Load your Text A and Text B data into your Jupyter Notebook. Then, preprocess the text by tokenizing it, converting to lowercase, and removing punctuation.

In [None]:


import pandas as pd
from sklearn.preprocessing import normalize

# Load your data
text_a = pd.read_csv('text_a.csv')['text']
text_b = pd.read_csv('text_b.csv')['text']

# Preprocess the text
def preprocess_text(text):
    tokens = nltk.word_tokenize(text.lower())
    tokens = [t for t in tokens if t.isalpha()]
    return ' '.join(tokens)

text_a_preprocessed = text_a.apply(preprocess_text)
text_b_preprocessed = text_b.apply(preprocess_text)

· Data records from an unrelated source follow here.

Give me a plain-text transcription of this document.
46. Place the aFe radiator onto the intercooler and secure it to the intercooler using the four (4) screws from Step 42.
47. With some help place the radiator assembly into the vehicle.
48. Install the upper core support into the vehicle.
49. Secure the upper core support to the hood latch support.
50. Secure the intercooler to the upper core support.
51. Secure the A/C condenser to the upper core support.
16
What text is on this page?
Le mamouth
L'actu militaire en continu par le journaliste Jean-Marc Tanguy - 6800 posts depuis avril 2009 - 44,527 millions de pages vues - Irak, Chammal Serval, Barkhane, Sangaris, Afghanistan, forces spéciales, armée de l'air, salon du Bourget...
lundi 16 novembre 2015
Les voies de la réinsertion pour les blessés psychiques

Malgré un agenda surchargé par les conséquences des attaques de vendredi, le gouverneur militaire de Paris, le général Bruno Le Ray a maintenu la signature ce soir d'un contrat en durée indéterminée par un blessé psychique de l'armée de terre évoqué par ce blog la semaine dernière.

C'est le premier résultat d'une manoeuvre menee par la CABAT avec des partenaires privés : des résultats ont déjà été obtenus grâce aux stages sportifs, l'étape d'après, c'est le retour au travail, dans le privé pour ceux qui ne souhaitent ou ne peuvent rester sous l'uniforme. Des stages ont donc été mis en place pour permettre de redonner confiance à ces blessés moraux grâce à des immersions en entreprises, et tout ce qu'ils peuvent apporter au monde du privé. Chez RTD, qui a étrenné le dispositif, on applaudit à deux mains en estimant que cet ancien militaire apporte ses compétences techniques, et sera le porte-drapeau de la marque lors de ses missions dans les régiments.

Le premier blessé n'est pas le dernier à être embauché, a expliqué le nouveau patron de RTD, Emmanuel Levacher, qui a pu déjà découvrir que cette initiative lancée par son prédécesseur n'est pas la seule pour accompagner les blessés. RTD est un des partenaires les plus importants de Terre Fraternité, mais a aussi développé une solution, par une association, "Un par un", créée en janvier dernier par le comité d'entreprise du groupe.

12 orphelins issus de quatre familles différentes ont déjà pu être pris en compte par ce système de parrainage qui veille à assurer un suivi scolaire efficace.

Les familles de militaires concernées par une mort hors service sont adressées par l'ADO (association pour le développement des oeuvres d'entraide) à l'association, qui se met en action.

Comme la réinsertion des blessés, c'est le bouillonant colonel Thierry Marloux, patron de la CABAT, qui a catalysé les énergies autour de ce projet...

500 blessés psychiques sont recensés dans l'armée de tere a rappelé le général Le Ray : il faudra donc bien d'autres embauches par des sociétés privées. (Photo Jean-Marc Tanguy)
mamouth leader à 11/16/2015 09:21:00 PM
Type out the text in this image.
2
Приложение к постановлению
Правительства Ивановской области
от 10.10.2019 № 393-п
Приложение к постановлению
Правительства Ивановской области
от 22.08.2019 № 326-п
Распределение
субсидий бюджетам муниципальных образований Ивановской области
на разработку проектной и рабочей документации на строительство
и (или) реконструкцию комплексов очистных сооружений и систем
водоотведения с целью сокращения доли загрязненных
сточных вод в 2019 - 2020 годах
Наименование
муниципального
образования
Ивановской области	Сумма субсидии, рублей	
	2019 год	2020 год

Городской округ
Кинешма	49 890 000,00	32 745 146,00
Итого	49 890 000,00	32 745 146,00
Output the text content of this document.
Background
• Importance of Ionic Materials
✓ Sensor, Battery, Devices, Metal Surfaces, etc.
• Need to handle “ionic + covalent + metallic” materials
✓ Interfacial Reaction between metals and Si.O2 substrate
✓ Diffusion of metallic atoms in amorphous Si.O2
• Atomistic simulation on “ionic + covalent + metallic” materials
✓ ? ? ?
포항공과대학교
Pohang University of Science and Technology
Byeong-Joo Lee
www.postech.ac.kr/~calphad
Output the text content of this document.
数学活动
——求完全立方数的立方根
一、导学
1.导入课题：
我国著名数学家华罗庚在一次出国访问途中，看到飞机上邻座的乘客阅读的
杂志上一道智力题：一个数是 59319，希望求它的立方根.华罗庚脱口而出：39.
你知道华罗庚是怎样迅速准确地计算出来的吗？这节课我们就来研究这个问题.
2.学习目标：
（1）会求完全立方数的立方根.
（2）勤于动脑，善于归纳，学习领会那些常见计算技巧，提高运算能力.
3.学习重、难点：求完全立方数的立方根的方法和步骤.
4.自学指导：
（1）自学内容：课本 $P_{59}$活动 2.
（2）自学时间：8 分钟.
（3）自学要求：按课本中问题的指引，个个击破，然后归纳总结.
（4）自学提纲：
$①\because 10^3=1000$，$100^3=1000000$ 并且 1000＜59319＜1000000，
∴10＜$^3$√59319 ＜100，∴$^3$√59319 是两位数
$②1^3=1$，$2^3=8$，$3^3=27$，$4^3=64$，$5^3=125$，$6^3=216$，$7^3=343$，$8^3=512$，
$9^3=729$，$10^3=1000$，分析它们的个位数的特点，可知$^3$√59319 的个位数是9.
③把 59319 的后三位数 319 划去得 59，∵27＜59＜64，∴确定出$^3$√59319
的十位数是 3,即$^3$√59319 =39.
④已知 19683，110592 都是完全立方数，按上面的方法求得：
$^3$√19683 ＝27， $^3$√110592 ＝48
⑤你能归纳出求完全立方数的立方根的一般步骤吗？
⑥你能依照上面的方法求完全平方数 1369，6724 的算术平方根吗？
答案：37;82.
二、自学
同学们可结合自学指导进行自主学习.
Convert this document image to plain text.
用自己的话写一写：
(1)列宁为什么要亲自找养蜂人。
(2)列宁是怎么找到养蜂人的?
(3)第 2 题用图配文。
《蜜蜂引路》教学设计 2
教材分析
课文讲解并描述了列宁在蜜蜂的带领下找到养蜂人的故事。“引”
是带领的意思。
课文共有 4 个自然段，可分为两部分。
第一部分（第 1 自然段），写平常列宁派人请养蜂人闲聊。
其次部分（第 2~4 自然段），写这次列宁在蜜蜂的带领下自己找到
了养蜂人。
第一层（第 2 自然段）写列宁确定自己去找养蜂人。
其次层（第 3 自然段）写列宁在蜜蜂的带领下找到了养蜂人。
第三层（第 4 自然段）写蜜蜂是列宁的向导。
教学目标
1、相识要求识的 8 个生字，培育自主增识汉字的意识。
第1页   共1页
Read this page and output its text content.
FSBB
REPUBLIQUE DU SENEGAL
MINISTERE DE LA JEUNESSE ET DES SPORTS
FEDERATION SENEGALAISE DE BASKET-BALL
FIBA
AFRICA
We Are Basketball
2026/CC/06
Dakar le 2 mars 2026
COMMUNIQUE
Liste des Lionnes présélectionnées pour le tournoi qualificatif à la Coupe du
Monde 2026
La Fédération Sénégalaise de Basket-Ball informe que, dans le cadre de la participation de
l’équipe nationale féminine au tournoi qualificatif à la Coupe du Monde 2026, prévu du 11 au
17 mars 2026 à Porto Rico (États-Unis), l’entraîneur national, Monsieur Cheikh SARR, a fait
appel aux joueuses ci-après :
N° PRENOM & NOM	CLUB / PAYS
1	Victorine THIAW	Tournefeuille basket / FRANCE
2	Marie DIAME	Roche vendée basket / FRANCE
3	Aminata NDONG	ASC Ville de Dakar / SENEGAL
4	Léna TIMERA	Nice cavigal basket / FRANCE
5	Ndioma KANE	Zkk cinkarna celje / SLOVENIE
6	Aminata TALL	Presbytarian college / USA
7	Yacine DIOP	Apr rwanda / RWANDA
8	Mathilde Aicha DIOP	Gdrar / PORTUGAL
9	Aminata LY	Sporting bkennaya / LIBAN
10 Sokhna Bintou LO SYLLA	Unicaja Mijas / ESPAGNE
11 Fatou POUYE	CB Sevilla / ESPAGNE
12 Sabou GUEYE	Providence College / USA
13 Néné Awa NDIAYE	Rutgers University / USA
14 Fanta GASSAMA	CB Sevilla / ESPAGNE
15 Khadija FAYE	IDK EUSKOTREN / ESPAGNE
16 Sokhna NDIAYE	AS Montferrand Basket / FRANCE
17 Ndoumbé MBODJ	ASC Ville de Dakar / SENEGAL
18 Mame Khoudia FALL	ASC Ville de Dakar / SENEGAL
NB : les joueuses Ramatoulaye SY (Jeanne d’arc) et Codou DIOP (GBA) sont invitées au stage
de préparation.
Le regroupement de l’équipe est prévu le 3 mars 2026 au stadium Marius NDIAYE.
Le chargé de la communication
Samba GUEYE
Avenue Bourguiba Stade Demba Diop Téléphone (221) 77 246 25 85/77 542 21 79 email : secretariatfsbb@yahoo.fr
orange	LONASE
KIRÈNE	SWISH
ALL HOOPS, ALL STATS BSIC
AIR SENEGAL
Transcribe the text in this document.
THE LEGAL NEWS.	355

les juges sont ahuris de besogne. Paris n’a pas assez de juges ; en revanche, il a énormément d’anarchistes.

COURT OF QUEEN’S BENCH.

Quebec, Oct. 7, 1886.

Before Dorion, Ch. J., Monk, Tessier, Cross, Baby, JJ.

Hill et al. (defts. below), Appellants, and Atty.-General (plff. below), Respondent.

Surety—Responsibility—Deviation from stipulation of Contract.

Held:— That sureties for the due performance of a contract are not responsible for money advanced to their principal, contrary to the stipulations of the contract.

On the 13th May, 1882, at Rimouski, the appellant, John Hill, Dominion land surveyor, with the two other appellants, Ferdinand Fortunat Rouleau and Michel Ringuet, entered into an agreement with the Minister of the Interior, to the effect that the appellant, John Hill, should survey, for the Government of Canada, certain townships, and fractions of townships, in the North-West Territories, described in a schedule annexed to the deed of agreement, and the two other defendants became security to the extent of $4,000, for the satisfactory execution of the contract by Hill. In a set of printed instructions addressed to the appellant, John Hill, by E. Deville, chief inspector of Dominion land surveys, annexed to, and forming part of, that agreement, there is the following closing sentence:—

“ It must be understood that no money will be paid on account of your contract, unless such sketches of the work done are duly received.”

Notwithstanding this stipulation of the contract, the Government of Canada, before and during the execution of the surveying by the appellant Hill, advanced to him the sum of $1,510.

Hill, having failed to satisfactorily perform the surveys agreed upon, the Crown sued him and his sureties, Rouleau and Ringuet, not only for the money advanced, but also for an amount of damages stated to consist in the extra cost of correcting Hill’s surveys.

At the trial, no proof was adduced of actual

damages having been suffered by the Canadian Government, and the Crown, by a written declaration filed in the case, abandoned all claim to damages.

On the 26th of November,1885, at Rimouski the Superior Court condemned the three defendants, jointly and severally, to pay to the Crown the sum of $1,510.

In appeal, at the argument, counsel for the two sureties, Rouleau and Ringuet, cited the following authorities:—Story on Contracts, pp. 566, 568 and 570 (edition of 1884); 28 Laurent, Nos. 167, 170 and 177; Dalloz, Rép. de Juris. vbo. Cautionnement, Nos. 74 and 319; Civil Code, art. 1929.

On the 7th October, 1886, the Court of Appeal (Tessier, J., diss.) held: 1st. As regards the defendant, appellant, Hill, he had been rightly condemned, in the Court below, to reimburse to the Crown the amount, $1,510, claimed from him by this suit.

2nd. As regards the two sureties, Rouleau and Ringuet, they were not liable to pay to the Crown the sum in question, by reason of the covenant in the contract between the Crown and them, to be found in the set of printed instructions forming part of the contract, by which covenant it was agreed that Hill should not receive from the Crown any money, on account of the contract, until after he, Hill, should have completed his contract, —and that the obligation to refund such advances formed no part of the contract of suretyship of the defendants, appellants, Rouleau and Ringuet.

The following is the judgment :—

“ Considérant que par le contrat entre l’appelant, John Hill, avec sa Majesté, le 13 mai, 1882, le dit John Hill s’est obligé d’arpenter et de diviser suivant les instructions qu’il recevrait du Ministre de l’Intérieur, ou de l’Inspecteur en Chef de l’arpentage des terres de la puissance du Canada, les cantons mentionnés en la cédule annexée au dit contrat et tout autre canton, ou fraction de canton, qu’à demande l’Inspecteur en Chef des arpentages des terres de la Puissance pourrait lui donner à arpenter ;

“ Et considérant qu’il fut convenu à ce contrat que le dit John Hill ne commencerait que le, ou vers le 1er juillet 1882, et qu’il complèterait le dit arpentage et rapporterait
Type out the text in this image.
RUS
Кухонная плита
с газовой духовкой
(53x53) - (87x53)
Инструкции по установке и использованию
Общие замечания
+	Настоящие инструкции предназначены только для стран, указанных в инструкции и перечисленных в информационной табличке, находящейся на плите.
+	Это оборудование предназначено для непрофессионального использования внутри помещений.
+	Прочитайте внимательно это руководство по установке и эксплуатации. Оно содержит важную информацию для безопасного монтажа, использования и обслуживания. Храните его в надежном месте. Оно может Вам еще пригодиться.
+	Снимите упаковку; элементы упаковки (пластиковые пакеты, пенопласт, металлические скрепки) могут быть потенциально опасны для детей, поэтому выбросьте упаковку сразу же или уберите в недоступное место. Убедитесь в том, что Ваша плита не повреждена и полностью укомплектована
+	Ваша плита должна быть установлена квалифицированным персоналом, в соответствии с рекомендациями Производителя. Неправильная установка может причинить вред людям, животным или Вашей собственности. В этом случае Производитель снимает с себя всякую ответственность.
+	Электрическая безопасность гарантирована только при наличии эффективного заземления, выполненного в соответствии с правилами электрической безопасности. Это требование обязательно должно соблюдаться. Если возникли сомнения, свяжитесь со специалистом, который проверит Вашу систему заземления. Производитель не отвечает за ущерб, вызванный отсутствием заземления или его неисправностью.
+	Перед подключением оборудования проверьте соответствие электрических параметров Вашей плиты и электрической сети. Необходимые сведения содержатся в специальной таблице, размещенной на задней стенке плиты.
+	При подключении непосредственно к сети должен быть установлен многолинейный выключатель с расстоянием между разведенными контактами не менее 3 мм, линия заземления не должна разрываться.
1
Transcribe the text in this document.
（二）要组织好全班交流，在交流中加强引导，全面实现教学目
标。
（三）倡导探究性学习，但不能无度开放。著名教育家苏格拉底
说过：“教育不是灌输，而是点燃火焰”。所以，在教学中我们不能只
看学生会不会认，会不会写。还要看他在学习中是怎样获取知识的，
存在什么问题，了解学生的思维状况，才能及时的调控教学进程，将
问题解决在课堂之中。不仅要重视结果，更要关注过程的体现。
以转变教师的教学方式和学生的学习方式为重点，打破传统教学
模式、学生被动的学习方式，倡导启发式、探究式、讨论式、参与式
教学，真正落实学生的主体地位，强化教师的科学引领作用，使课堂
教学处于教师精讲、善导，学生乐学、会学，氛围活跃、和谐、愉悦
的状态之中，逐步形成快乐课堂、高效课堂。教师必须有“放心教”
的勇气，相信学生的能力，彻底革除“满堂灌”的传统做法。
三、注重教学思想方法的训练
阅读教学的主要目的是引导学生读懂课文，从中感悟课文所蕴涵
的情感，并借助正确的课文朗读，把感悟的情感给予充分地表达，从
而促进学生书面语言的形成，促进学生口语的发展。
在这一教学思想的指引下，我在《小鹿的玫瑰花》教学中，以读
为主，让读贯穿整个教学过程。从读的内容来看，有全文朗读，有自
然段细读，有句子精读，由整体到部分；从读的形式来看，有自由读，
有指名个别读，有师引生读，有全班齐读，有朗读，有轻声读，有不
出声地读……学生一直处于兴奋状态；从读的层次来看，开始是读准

## Step 3: Load BERT model and tokenizer

In [None]:

from transformers import BertTokenizer, BertModel

# Initialize the BERT tokenizer
tokenizer = BertTokenizer.from_pretrained('bert-base-uncased')

# Initialize the BERT model
model = BertModel.from_pretrained('bert-base-uncased')

## Step 4: Convert preprocessed text to input format

In [None]:
def convert_to_input_format(text):
    inputs = tokenizer.encode_plus(
        text,
        max_length=512,
        padding='max_length',
        truncation=True,
        return_attention_mask=True,
        return_tensors='pt'
    )
    return {
        'input_ids': inputs['input_ids'].flatten(),
        'attention_mask': inputs['attention_mask'].flatten()
    }

text_a_input = text_a_preprocessed.apply(convert_to_input_format)
text_b_input = text_b_preprocessed.apply(convert_to_input_format)


## Step 5: Compute BERT embeddings

In [None]:
def compute_bert_embeddings(input_dict):
    outputs = model(**input_dict)
    return {
        'pooler_output': outputs.last_hidden_state[:, 0, :].mean(dim=1)
    }

text_a_embeddings = text_a_input.apply(compute_bert_embeddings)
text_b_embeddings = text_b_input.apply(compute_bert_embeddings)

## Step 6: Compare BERT embeddings

In [None]:
import numpy as np

# Compute cosine similarity between two embeddings
def compute_similarity(embeddings1, embeddings2):
    return np.dot(embeddings1, embeddings2.T) / (np.linalg.norm(embeddings1) * np.linalg.norm(embeddings2))

similarity = compute_similarity(text_a_embeddings['pooler_output'], text_b_embeddings['pooler_output'])
print(similarity)